Ochosi BluesBenjamin Lapidus – Ochosi Blues (latin/soul jazz)

$9.99 DD $15 CD


Benjamin Lapidus is on the hunt for new points of commonality between jazz and Cuban music, and on Ochosi Blues he pursues them in the soulful tradition of the organ trio. Rather than adopting the standard format and procedures, which would usually employ son rhythms to accompany improvisation, he swings most of these pieces in a North American style, including classic Cuban material like ‘Bilongo’; Cuban rhythms are often something of a sacred cow to jazz musicians, but Lapidus straddles these worlds, and while he is entirely respectful of both he clearly sees no need to treat the music with undue reverence. What is particularly striking is that, rhythmically, he really does find a middle ground, breathing a new kind of life into the Caribbean rhythms, and eliciting their own inherent swing, a sway to the groove that is present even when the eighths are straight. Funky grooves are presented with their Latin influences front and centre, and even a well-worn standard like ‘But Beautiful’ yields new affective colours. It’s a subtle business, a thousand miles away from a mash-up, or even from a more synthetic approach to fusion, using the most nuanced of touches to bring out the long history of dialogue between two musics with a lot in common aesthetically, but an arm’s length relationship in terms of creative practice. Lapidus is an electrifying and tasteful guitarist and tresero, with master accompanists, and a clear artistic vision, which is realised on Ochosi Blues with rare coherence and a compelling, earthy power.


Visions AKavita Shah – Visions (world-jazz)

Naïve £7.99 DD £13.94 CD


Kavita Shah’s debut has been garnering some very positive notices, which are justified on several levels. It’s a professionally performed and produced album, with some strikingly pretty compositions, but it also contains an interesting and forward-looking set of stylistic fusions. That’s where its real creative interest lies, Shah collecting and combining cultural practices in a way that is much more compelling than the standard ‘world-jazz’ candy-floss. She’s a polyglot New Yorker of South Asian descent, with a jazz-based conservatory training, who has conducted ethnomusicological research into Brazilian music, but her global citizenship does not translate into a glossy descent toward the lowest common denominator. The emphasis here is firmly on the ‘jazz’ part of the ‘world-jazz’ formulation, but the other musical elements of Shah’s multi-membership identity are in full evidence, as far more than decorative features; formal training and compositional procedures co-exist with visceral feels, improvisation and a pop sensibility. Similarly, musical practices from all the cultures she implicates are accommodated without ‘taming’ them, in a process of fusion rather than dilution. She’s an extremely accomplished singer, and the album is an unalloyed joy to listen to.


Life Under PalmtreesJason & Theodore – Life Under Palmtrees (avant-pop)

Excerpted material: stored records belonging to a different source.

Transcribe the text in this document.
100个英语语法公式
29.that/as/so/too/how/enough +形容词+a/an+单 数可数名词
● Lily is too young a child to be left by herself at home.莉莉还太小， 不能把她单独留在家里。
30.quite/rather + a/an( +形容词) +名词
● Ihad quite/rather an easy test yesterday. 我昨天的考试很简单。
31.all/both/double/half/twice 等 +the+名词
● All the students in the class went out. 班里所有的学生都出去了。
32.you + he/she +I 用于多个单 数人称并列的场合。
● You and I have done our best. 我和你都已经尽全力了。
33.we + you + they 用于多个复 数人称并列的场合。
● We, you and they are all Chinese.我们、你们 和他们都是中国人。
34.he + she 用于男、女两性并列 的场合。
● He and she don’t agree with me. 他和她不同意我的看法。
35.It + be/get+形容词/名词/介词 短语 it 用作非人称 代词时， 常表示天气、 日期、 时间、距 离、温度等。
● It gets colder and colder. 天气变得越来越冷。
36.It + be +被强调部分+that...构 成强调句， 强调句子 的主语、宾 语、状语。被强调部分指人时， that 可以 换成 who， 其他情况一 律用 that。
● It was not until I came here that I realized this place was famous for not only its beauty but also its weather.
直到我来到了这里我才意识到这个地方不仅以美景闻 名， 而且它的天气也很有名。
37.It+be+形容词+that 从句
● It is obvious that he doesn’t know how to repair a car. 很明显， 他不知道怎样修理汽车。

Altin Village & Mine Records AVM051 €7+ DD €10 CD €12.50 LP


Subtly de-structured pop-songs produce an effect of dissociation and cognitive drift, their oneiric atmospheres formed from a heteroclite yet entirely recognisable vocabulary. It’s almost as though they had been taken apart and reassembled in the wrong order… oh, but wait, that’s exactly what Jason & Theodore’s creative practice is all about, starting with the gender inverting garbling of Sonja Deffner and Dorothee Leesing’s first names that gives their duo its name. Life Under Palmtrees is about playing games with given materials then, rather than striving to invent the entirely new; the former is a form of creative honesty, I would argue, and the latter a quixotic struggle to evade the exigencies of significance. By selecting as their basic material a set of procedures and practices that have well established, widely accessible meanings, Jason & Theodore free themselves from the demand to contrive originality, while completely sidestepping the demands of generic conventionality. The result is humorous, entertaining, ear-pleasing pop music,  a collision between creative rigour and aesthetic vigour, that sounds indefinably wrong, and ineffably right.